WASHINGTON—In response to the Artificial Intelligence Data Center Moratorium Act, introduced by Senator Bernie Sanders (I-VT) and Representative Alexandria Ocasio-Cortez (D-NY14), the Center for Data Innovation issued the following statement from Senior Policy Manager Hodan Omaar:
This bill justifies a moratorium based on several well-worn anxieties—that AI is an existential threat, that data centers burden the pocketbooks of American families, and that they undermine jobs—but none of these, pursued in good faith, lead to halting data center construction. It is clear that the authors started with the moratorium and then cast a net of disparate fears wide enough to build support for it.

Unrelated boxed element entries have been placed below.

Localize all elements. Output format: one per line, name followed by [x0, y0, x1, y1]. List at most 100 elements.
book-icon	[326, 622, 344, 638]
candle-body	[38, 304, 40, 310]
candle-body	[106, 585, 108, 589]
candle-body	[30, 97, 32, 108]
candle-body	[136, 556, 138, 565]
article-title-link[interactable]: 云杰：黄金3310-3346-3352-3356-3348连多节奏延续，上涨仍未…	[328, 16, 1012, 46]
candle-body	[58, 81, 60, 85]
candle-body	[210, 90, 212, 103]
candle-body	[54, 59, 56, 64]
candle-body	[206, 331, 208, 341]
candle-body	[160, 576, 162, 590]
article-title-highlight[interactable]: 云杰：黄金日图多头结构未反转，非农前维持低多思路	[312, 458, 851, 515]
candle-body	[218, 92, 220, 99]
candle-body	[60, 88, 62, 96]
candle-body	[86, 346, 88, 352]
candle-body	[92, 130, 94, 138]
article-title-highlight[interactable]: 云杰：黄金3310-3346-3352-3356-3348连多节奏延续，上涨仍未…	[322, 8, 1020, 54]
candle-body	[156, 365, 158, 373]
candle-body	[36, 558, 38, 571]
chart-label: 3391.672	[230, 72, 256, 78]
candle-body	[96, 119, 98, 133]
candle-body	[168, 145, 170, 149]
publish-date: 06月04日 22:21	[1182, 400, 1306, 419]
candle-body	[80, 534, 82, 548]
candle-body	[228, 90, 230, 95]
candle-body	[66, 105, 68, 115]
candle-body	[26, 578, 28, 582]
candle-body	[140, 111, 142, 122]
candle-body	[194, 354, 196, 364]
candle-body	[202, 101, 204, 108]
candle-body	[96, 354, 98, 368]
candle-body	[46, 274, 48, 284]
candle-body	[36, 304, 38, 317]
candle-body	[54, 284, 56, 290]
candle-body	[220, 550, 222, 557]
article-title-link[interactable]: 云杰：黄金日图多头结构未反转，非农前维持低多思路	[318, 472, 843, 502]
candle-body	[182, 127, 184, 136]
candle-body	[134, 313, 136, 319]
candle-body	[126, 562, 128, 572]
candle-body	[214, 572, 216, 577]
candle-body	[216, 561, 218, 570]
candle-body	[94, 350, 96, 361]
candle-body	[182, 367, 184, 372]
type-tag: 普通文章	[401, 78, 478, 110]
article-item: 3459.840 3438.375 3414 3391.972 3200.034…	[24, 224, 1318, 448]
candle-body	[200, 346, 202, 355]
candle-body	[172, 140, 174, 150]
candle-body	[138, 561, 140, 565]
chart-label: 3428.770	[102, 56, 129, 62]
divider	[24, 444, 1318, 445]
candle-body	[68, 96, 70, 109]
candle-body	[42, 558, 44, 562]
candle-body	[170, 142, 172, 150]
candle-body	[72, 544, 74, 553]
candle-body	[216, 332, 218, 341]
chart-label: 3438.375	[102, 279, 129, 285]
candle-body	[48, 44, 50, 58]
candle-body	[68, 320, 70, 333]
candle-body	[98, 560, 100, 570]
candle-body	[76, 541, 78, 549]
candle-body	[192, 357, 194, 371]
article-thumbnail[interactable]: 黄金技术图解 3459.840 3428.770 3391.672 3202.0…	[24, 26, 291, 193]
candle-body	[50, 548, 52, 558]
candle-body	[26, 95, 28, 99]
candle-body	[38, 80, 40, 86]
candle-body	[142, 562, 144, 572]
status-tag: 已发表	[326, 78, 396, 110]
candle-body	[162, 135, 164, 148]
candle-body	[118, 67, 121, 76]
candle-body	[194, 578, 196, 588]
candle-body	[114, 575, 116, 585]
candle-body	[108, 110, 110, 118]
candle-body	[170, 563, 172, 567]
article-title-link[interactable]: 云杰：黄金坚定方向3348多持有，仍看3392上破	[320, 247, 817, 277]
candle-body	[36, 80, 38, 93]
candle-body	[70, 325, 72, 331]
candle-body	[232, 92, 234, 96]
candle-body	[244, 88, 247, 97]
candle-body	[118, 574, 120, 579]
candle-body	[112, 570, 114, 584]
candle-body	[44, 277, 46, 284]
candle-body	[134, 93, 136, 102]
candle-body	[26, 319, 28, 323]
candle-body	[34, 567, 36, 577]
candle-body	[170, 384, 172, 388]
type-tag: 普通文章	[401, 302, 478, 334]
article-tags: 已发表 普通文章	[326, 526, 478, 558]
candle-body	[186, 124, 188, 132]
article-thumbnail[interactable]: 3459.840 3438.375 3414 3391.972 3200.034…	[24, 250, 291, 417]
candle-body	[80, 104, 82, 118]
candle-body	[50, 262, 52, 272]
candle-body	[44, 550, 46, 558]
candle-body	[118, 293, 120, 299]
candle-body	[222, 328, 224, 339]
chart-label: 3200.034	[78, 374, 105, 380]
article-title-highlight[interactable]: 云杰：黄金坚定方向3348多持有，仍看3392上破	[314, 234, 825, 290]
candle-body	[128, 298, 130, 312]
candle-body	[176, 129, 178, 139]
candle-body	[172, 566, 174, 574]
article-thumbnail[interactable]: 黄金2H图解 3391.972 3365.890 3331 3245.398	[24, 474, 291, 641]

The AI safety reasoning illustrates this most clearly. In one breath, Senator Sanders describes tech billionaires as self-interested and inherently untrustworthy; in the next, his bill relies on their words of warning about civilizational collapse to justify shutting down data centers. It is unclear why the public should discount everything tech billionaires say except when their words can be recruited to fill gaps in a precarious argument.
If AI safety were a real animating concern, the policy would focus on model evaluations, red teaming, and transparency requirements. If rising utility bills were the true target, the bill would address the market design flaws and cost-allocation models that actually drive rates. And if jobs were the priority, Congress would be doing what it takes to ensure the tens of billions in investment these facilities bring in become high-capital anchors of local industrial bases, rather than legislating them out of existence.
Congress should not mistake a grab bag of loosely related fears for a legitimate case for a moratorium. If these challenges are real, they deserve solutions that actually address them—not a construction freeze that only undermines the American digital economy.